Royalist foot moved to menace the Parliamentarian guns ...



... then attacked.


With their guns lost, that was really the end of the battle. The remaining Parliamentarian foot fled the field, leaving the Royalists in command of the village.


Lord Standing congratulates his troops.


This was a fairly easy Royalist victory, and I would agree with other people who think that this scenario is very much weighted towards the side which moves first; the objective is the village so the first side to get into the village is going to be at an advantage. Choice of rules and mix of troops might alter this a little, but it holds true in principle.

I have boiled most of the combat down to rolling 2D6, looking for hits on a 4-6, but with variations as to how the dice are read to trigger other effects, limitations or advantages. I'll write these up in dues course but, for example, horse get 2D6, but if they get a double then they score an additional hit for impetus. If either of the dice are a '1' then they lose that bonus for the rest of the game. This covers 'average' horse. More impetuous Royalist horse doesn't lose the bonus ever, but if they roll a double, or destroy the unit facing them, then they automatically take one hit, reflecting increasing disorganisation or a wild pursuit. This is, in fact, what happened in this game; the Royalist horse were on four hits when they destroyed their Parliamentarian opposite numbers. The extra hit destroyed the Royalist horse as well, representing them chasing off after the fleeing Roundheads. I am working on some ideas to reflect disciplined Parliamentarian horse as well, but I'm still deciding what effect I want to achieve there.
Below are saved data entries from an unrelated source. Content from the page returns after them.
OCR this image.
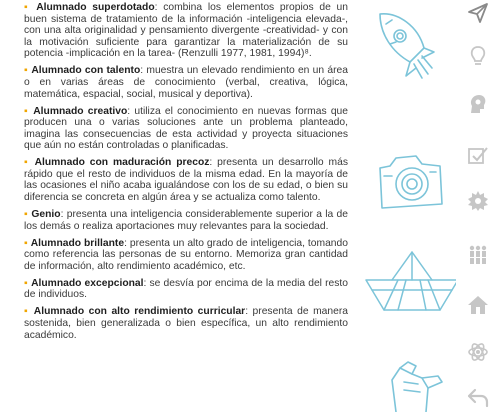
▪ Alumnado superdotado: combina los elementos propios de un buen sistema de tratamiento de la información -inteligencia elevada-, con una alta originalidad y pensamiento divergente -creatividad- y con la motivación suficiente para garantizar la materialización de su potencia -implicación en la tarea- (Renzulli 1977, 1981, 1994)⁸.

▪ Alumnado con talento: muestra un elevado rendimiento en un área o en varias áreas de conocimiento (verbal, creativa, lógica, matemática, espacial, social, musical y deportiva).

▪ Alumnado creativo: utiliza el conocimiento en nuevas formas que producen una o varias soluciones ante un problema planteado, imagina las consecuencias de esta actividad y proyecta situaciones que aún no están controladas o planificadas.

▪ Alumnado con maduración precoz: presenta un desarrollo más rápido que el resto de individuos de la misma edad. En la mayoría de las ocasiones el niño acaba igualándose con los de su edad, o bien su diferencia se concreta en algún área y se actualiza como talento.

▪ Genio: presenta una inteligencia considerablemente superior a la de los demás o realiza aportaciones muy relevantes para la sociedad.

▪ Alumnado brillante: presenta un alto grado de inteligencia, tomando como referencia las personas de su entorno. Memoriza gran cantidad de información, alto rendimiento académico, etc.

▪ Alumnado excepcional: se desvía por encima de la media del resto de individuos.

▪ Alumnado con alto rendimiento curricular: presenta de manera sostenida, bien generalizada o bien específica, un alto rendimiento académico.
A variant of the 'double' mechanism could also be used to reflect foot whisc is shot-heavy or pike-heavy as well; it gives results which are not quite as extreme as adding or subtracting whole dice.

Finally, all pictures were taken with my new camera, although the lighting could have been better. Since I didn't start playing until after 9pm the game was lit by the normal room light, plus a desk-lamp. The results were still pleasing, though, and I'm keen to try it out with some 'real' figures at some stage.